The Fox Creek wines are made in Mendocino County by Greg Graziano, owner of the Domaine St. Gregory brand and former winemaker at Hidden Cellars.
Fox Creek is described as "ultra-premium, biodynamic wine."
I used to know what that meant via a press kit or propoganda sheet, but I no longer remember.
I can get you a phone number for Rutherford Benchmarks if you need it.
- Karena Shannon - 01-12-1999 01:18 PM
"ultra-premium, biodynamic wine"
Well, the first is certainly overused nowadays, and generally refers to a property that likes to brag about their vinification using as many French terms as possible, ex: "Dropping thirty percent of the crop at verasion, alleviated our need for saignee, allowing a full cuvasion with manual, twice-daily punchdown...", so on and so on.
The second is a little more difficult to describe. The best solution is to go to the webpage of a biodynamic farming association and read their verbiage. http://WWW.biodynamics.com is a good start.

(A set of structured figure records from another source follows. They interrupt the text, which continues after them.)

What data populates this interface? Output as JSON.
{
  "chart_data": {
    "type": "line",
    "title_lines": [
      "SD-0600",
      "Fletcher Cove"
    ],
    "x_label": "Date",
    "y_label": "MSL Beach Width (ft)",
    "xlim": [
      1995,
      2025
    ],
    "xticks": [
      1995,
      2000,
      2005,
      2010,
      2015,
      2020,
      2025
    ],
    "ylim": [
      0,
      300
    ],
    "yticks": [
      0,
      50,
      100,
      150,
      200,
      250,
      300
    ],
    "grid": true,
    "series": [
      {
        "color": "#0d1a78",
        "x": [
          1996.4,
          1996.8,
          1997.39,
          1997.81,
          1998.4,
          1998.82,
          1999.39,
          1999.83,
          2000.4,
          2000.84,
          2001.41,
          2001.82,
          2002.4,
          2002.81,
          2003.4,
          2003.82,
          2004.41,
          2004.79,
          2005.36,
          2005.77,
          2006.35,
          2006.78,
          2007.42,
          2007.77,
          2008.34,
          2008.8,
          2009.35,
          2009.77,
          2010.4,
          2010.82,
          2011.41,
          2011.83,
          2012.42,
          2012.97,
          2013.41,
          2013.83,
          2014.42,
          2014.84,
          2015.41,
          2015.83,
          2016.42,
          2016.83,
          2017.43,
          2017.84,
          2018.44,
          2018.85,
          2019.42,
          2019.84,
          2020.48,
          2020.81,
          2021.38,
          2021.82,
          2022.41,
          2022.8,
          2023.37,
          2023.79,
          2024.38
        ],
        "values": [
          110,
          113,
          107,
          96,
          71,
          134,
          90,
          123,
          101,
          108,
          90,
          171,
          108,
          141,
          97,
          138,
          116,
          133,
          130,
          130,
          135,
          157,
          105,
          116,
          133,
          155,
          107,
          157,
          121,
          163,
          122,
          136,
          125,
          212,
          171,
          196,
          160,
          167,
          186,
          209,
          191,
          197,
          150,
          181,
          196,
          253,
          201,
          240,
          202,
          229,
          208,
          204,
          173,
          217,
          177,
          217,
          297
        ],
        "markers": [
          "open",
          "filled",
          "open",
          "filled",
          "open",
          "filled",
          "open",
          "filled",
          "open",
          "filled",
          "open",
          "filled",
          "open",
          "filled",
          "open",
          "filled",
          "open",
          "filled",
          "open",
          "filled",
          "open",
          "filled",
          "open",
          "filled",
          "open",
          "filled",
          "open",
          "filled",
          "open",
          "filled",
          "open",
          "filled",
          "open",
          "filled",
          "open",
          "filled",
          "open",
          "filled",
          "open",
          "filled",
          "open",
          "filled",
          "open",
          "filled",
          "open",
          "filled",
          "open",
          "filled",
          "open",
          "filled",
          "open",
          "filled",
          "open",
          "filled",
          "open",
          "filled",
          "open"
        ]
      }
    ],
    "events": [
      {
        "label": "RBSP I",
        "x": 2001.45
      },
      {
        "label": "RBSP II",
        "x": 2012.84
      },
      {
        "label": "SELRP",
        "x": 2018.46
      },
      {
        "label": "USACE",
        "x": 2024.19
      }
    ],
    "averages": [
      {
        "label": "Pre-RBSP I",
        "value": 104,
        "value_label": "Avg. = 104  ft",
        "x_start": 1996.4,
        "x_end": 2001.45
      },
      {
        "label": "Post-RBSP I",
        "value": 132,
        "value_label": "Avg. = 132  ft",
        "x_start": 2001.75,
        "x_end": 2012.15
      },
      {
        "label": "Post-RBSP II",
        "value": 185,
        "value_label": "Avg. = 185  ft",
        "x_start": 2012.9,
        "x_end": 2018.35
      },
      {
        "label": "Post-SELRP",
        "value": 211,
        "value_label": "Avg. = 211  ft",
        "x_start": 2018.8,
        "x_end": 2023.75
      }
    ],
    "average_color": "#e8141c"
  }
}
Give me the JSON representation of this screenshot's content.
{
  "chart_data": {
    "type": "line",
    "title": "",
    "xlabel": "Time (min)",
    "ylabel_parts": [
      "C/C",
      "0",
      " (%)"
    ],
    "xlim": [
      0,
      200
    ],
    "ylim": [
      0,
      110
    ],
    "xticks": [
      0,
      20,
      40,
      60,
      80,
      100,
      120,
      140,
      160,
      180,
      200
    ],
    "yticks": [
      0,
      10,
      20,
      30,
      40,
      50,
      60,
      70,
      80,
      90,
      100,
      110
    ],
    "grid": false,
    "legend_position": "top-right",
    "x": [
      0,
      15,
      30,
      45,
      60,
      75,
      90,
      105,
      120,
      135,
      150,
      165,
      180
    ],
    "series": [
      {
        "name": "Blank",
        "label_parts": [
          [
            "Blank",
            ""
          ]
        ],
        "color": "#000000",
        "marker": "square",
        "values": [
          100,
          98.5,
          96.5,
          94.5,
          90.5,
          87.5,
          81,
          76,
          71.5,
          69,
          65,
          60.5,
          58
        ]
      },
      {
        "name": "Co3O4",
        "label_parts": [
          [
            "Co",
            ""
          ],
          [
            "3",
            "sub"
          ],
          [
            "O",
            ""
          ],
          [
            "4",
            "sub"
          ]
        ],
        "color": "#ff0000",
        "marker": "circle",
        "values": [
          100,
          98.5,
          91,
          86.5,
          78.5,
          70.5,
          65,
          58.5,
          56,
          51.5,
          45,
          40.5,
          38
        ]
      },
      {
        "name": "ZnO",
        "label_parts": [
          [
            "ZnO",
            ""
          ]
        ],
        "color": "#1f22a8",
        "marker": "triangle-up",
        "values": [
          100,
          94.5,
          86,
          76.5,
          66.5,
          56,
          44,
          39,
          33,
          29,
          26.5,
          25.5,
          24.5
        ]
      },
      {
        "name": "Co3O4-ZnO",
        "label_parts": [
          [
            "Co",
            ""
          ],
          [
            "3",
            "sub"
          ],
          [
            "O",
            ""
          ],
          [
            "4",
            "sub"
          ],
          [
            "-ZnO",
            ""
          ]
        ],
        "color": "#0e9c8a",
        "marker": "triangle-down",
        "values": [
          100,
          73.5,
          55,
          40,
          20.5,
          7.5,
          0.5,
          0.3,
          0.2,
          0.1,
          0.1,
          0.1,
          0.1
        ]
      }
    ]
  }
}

Think of them as uber-organic farmers with a healthy dose of Druidic mysticism thrown in. None of which would mean jack when it came to wine, except that certain French properties (Domaine Leroy, M. Chapoutier) have embraced "biodynamique", and certain wine critics have pointed to the success of those properties as being caused by biodynamic agriculture. To be Really Trendy (without hiring Helen, Heidi, or Tony)requires a hook of some kind and biodynamics is it for some properties (Brick House, in the U.S, I don't know of any others.)
Hope this helped,
- Enophile - 01-12-1999 08:24 PM
By the way, Fox Creek IS also one of the wines brought in by the Grateful Palate. I don't know if they make a Chard or not, but this could lead to some confusion.